Die Fasnet ist so sonnig und warm wie lange nicht mehr. Die Hexen haben nicht nur Schnaps, sondern die Wasserpistole dabei. Prachtvoller Umzug als Höhepunkt.
Der Rosenmontagsumzug in Horb. Höhepunkt der Fasnet. Und diesmal ein Mix aus Ballermann, Rio und Tradition.
Es war echt heiß beim Umzug. Schon bevor es losging, wurde der kleine Platz zwischen Schiller-Apotheke und Dönerladen zum Strand. Das wurde das Fell ausgezogen und es wurde gesonnt.

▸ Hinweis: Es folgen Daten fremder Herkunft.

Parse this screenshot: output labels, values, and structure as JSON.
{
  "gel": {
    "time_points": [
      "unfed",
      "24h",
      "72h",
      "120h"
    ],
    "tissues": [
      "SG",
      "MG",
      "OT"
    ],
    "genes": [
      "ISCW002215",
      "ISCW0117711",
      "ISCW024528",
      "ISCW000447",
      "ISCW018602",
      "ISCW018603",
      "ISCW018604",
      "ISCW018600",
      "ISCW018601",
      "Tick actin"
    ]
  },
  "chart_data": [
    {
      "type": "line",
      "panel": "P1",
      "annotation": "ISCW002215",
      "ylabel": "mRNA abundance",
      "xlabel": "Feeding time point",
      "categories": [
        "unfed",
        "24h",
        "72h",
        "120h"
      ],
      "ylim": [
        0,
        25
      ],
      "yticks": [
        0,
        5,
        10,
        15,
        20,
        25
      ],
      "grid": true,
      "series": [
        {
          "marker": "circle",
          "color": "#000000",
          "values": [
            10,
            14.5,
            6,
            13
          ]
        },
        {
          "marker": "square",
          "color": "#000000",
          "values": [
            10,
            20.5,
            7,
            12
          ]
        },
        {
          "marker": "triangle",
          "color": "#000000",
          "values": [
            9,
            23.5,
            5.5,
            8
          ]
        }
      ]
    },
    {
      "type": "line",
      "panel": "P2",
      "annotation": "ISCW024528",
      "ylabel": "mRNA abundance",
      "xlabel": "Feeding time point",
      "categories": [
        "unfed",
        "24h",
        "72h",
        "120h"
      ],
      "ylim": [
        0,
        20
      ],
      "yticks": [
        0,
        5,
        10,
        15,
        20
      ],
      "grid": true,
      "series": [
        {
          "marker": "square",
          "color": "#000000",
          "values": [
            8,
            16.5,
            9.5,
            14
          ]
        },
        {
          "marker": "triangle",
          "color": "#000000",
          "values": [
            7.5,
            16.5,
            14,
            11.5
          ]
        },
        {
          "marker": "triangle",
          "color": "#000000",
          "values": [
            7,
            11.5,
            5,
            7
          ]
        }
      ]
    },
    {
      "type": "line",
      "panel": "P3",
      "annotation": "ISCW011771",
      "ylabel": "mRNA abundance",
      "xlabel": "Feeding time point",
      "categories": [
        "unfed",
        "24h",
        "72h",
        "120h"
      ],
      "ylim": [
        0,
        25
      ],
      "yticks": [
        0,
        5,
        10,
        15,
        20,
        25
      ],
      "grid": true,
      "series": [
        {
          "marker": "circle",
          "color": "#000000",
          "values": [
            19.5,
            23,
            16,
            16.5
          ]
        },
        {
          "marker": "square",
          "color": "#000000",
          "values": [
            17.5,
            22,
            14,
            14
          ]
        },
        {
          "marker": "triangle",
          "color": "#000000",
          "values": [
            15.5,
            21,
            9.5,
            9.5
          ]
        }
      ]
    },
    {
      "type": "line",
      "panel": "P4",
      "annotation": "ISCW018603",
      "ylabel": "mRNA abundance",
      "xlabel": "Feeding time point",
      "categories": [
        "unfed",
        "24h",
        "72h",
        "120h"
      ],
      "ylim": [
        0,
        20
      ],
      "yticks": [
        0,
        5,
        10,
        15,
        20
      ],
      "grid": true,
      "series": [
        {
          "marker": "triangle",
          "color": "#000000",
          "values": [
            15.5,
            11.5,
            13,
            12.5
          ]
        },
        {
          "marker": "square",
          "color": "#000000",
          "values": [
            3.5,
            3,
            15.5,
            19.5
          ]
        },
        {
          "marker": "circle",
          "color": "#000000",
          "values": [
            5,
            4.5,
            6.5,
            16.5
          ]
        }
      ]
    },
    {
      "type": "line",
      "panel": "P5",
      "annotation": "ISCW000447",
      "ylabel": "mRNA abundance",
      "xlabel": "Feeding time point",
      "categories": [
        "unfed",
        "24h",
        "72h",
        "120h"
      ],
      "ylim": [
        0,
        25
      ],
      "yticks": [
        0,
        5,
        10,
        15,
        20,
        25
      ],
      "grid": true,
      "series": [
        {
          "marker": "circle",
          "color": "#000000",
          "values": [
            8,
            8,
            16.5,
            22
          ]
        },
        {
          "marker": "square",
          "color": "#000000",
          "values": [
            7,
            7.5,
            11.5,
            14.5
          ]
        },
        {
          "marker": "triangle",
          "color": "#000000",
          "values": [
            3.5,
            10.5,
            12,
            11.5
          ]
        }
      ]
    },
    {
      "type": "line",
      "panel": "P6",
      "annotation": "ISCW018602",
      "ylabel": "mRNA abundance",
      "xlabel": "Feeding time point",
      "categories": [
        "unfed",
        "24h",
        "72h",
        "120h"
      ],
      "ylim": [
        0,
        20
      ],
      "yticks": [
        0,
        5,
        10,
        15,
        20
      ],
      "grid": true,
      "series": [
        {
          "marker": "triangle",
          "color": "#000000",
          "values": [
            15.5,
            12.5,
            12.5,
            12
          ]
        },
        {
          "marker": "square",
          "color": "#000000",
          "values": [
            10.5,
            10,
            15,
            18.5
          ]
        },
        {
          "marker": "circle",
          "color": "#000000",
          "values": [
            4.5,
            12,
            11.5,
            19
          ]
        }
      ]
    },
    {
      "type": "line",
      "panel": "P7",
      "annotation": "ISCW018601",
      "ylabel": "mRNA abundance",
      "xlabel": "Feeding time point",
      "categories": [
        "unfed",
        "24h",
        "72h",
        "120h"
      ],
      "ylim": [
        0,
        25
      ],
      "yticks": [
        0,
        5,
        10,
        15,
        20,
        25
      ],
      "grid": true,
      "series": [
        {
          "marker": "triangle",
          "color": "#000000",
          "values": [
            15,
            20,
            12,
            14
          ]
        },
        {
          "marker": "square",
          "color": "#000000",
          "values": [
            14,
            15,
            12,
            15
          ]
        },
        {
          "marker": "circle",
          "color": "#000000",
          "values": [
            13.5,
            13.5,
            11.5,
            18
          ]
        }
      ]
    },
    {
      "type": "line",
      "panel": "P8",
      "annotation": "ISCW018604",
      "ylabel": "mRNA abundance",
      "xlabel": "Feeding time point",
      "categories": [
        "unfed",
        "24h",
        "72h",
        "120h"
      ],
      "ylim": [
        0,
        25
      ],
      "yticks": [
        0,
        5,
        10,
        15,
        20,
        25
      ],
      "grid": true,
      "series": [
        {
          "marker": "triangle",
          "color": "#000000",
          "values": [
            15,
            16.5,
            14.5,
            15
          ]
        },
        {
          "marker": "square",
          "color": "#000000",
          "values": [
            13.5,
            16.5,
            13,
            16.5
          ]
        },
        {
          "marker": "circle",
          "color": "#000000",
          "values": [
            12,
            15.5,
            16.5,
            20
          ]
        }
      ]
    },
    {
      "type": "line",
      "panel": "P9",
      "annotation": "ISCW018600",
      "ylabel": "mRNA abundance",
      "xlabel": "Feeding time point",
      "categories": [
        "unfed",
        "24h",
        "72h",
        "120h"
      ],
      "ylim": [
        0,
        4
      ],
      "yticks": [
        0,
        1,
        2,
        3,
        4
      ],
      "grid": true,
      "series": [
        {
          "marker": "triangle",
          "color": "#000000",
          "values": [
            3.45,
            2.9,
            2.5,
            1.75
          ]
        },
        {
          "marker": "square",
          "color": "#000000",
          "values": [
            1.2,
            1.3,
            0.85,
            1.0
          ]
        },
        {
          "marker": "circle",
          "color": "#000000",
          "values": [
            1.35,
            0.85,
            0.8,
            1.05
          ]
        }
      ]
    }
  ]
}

Dann ging es endlich los – mit Verspätung. Wahrscheinlich mussten sich die Teilnehmer erst mal richtig abkühlen, ehe es ins knallwarme Häs ging. Und bei diesem Sommerfeeling lässt das Grafenpaar Marie Dörr und Felix Weisser den Schleck so richtig regnen. Die Fleggazoddla heizen richtig ein, ehe der Narrenrat mit Narri-Narro in bester Stimmung das Publikum anheizt. Die Turmschurken spannen das erste Mädel in den Pranger – und ab geht die wilde Sause!
Junge Mädels verlieren ihre Schnürsenkel
Diesmal besonders im Mittelpunkt: Der Narrensamen und die jungen Mädels. Die verlieren diesmal nicht nur ihre Schnürsenkel, sondern werden sogar ins Hopfenfass gesteckt. Das Bier wär ihnen wahrscheinlich lieber.
Aber egal: Die Bauzler servieren Schnaps, die Narrenzunft Hochdorf fährt ihren Häs-Kollegen im Einkaufswagen rum, und im kühlen Schatten der Neckarstraße zeigt ein junges Mädchen, was sie im Seilhüpfen draufhat: Die Hexen drehen, sie schafft 22 Mal. Und zur Abkühlung kommen gleich die närrischen Kollegen vorbei: Eine Hex hat sogar die Wasserpistole dabei und kühlt das Publikum ab.
Drehwurm im Kreisel
Wem vom Feiern noch nicht der Kopf dreht, für den gibt es den „Kotz-Kreisel“ der Eutinger Hexen. Die netten Mädels aus dem Gäu kommen diesmal rothaarig daher mit kleinen Hörnle auf den Haaren.
Und Blue Grass aus Sindelfingen zeigen, dass es auch nördlich des Fasnets-Äquator richtig abgehen kann: Das fetzigste Trio rockt zu dritt: Mama an der Posaune, die beiden Söhne an den Drums.
Das Symbol für den sonnigsten Horber Rosenmontags-Umzug.